Kitapların Peygamberlere Vahyedilme Şekli

By | 8 Nisan 2015

kitaplarin-peygamberlere-vahyedilme-sekliVahiy, kelime olarak, ‘ima etmek, fısıldamak, işaret etmek, ilham ve telkinde bulunmak, seri ve gizli bir şekilde bildirmek’ gibi anlamlara gelir. Bir terim olarak ise, vahiy ‘Yüce Allah’ın, bildirmek istediği hidayet ve buyruklarını elçi olarak seçtiği kullarına, doğrudan veya bir melek vasıtasıyla mutat olmayan gizli bir yolla bildirmesidir.’

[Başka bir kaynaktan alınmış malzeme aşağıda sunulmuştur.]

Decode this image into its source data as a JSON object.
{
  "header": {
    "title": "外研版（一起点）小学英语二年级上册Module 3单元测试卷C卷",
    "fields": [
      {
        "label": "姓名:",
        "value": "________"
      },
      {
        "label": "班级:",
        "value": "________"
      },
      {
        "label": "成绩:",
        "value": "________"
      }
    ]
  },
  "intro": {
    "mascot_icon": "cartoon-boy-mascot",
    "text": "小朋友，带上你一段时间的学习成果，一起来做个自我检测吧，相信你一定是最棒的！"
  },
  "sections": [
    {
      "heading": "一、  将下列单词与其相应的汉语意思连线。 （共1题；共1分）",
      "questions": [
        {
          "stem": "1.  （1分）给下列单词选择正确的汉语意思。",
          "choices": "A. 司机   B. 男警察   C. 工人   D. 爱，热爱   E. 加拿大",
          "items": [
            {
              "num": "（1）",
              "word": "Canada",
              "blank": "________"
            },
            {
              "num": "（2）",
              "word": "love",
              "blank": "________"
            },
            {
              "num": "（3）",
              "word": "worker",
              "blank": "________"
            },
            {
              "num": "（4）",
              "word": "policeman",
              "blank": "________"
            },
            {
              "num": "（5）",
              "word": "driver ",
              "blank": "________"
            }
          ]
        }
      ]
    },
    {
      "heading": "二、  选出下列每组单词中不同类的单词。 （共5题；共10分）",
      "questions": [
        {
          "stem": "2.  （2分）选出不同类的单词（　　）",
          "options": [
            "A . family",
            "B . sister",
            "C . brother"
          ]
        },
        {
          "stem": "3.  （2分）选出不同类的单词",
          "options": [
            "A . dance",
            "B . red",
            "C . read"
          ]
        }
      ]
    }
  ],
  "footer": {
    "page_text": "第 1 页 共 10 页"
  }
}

Vahyin mahiyetini bilmek ve kavramak o hâli yaşamayan biz insanlar için imkânsızdır. Bu itibarla biz, -beşer açısından- vahyin makul ve zarurî olduğunu kabul eder, özü ve mahiyetiyle ilgilenmeyiz.

Vahyin geliş şekillerini de, peygamberlerin dışında hiçbir insan idrak edemeyeceğinden, bunu aklî muhakeme ile değil ancak onların bildirmesiyle öğrenebiliriz. Kur’ân’da vahyin üç türünden bahsedilir:

“Allah bir insanla ancak vahiy yoluyla veya perde arkasından hitap ederek ya da aracı bir melek göndererek, dileklerini onun vasıtasıyla elçisine vahyeder..” (Şûrâ sûresi, 42/51)

İslam Dini’nde vahiy, âyette bildirildiği üzere şu üç husustan birine ircâ ile gerçekleşegelmiştir:

1. Cenab-ı Allah’ın, peygamberin kalbine mesajı doğrudan bırakmasıyla (ilkâ)
2. Peygamberlerin, his ve kulak gibi zâhir ve bâtın alıcılarına emir ve isteklerini duyurmakla.
3. Belli bir şekil ve surete bürünmüş vahiy getirmekle vazifelendirilen bir meleğin elçi olarak gönderilmesiyle.
Cenâb-ı Hak emir ve mesajlarını, fevkalâde donanımlı insanlar olan peygamberân-ı izâma, bu üç yoldan biriyle duyurmuş ve çoğunluk itibarıyla bu konuda bir melek istihdam ederek kendi sistemini insanlara talim buyurmuştur. Kur’ân ve Sünnet-i Sahiha vahiy meleğinin Cibrîl olduğunu bildirmişlerdir.

Peygamberler vahyi alma esnasında şuur hâlindedirler. Kendilerini ve şuurlarını kaybetmek değil, bilâkis şuurlarının teksifi (sırf şuur kesilmeleri) söz konusudur. Peygamberlerle alâkalı bu duruma, -Peygamber Efendimizin (sallallahu aleyhi ve sellem) şahsında- Allah, şöyle dikkat çeker:

Vahyi çarçabuk bellemek için dilini kımıldatma, onu toplamak ve kıraatini sabit kılmak, Bize aittir. Biz sana Kur’ân’ı okuyunca, sen de onun okunuşuna tâbi ol.” (Kıyame sûresi, 75/16-18) Bu âyet, vahiy esnasında bir peygamberin bütün dikkat ve şuurunu muhafaza ettiğini gösterir.